Yeah well Feynman supposedly publicly claimed the HBT result was wrong before later apologizing, and also is quoted as having claimed he learned that he doesn't have to feel responsible for the world. Sounds like he's not exactly the picture of an unconditional advice sage. The advice to disregard others needs to have conditions placed on it. When is ignorance ever a good idea? More important than that is to love yourself and live with confidence instead. That was probably the real issue at hand.
To me this runs counter to the Feynman quote “What we need is imagination, but imagination in a terrible strait-jacket”. I always took it to mean that if you don’t know what others have done you will be very limited by the bounds of your imagination.
Formalism is one way out of the straight jacket :)

The second way might be 'taste', but of course this is just a triviality (to get it right, simply know what is right!), but of course with experience you can get better at knowing what works -- and, passed the test of formalism, what is relevant at all, or better yet interesting.

The third way is of course some kind of consensus indeed.

In the end, pretty much every scientist (or philosopher, or artist!) hopes for an "eventual consensus" -- where eventually his creations will be appreciated or have some value (unless you're really just making it to yourself; that sounds more like a hobby though?).

Dangerous Idiot Strategy: Do X, which sounds cool. (Where X may be "Disregard Others")

Genius Strategy: Do X, which happens to sound cool, in carefully constrained contexts and timeframes*, where X is low-risk & likely high-reward.

*Genius may be required to correctly set constraints.

I think this is missing the point.

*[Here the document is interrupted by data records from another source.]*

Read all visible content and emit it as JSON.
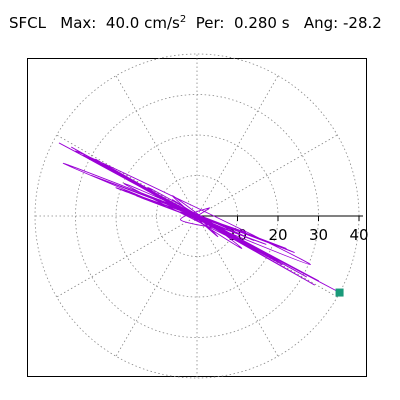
{
  "header": {
    "station": "SFCL",
    "max_label": "Max:",
    "max_value": "40.0",
    "max_unit": "cm/s",
    "max_unit_exp": "2",
    "period_label": "Per:",
    "period_value": "0.280 s",
    "angle_label": "Ang:",
    "angle_value": "-28.2"
  },
  "chart_data": {
    "type": "line",
    "subtype": "polar-particle-motion",
    "title": "",
    "radial_axis": {
      "range": [
        0,
        40
      ],
      "ticks": [
        10,
        20,
        30,
        40
      ],
      "tick_labels": [
        "10",
        "20",
        "30",
        "40"
      ],
      "unit": "cm/s²"
    },
    "angular_gridlines_deg": [
      0,
      30,
      60,
      90,
      120,
      150,
      180,
      210,
      240,
      270,
      300,
      330
    ],
    "grid": true,
    "peak": {
      "amplitude": 40.0,
      "angle_deg": -28.2,
      "x": 35.2,
      "y": -18.9
    },
    "colors": {
      "trace": "#9a00d6",
      "peak_marker": "#1a9a7a",
      "grid": "#888888",
      "frame": "#000000"
    },
    "series": [
      {
        "points": [
          [
            0,
            0
          ],
          [
            3,
            2
          ],
          [
            -4,
            -1
          ],
          [
            8,
            -3
          ],
          [
            -10,
            4
          ],
          [
            14,
            -6
          ],
          [
            -18,
            8
          ],
          [
            20,
            -11
          ],
          [
            -22,
            12
          ],
          [
            26,
            -14
          ],
          [
            -28,
            15
          ],
          [
            30,
            -16
          ],
          [
            -34,
            18
          ],
          [
            35.2,
            -18.9
          ],
          [
            -30,
            16
          ],
          [
            28,
            -12
          ],
          [
            -33,
            13
          ],
          [
            24,
            -9
          ],
          [
            -26,
            10
          ],
          [
            22,
            -8
          ],
          [
            -20,
            7
          ],
          [
            17,
            -7
          ],
          [
            -15,
            5
          ],
          [
            12,
            -4
          ],
          [
            -9,
            3
          ],
          [
            6,
            -2
          ],
          [
            -4,
            1
          ],
          [
            2,
            -1
          ],
          [
            -1,
            0
          ],
          [
            0,
            0
          ],
          [
            5,
            -5
          ],
          [
            -6,
            5
          ],
          [
            11,
            -8
          ],
          [
            -12,
            7
          ],
          [
            18,
            -10
          ],
          [
            -24,
            13
          ],
          [
            27,
            -15
          ],
          [
            -31,
            17
          ],
          [
            29,
            -17
          ],
          [
            -25,
            14
          ],
          [
            21,
            -12
          ],
          [
            -19,
            10
          ],
          [
            15,
            -9
          ],
          [
            -11,
            6
          ],
          [
            8,
            -5
          ],
          [
            -6,
            4
          ],
          [
            3,
            -2
          ],
          [
            -2,
            1
          ],
          [
            0,
            0
          ]
        ]
      }
    ]
  }
}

The article isn't saying that Feynman always disregarded others. He'd hit a wall in his career, and the way to break out of it was to employ this psychological trick, consciously or not, to regain self confidence. And clearly it worked.
I interpret this as "disregard what other people say when their words cause you to doubt or second-guess yourself for no good reason".

In other words: have confidence.

I always wondered where I stumbled across this story. This blog has plenty more details including the Caltech archive that I remember reading when I wrote this years back:

https://jondouglas.dev/disregard-others/

Comparison is the thief of joy.

Way too many of you idolize Feynman and it shows. Could he be a good role model? Sure!

However, I'd caution you against rosey-eyed or overgeneralized interpretations, and against adopting wholesome whatever works for someone else!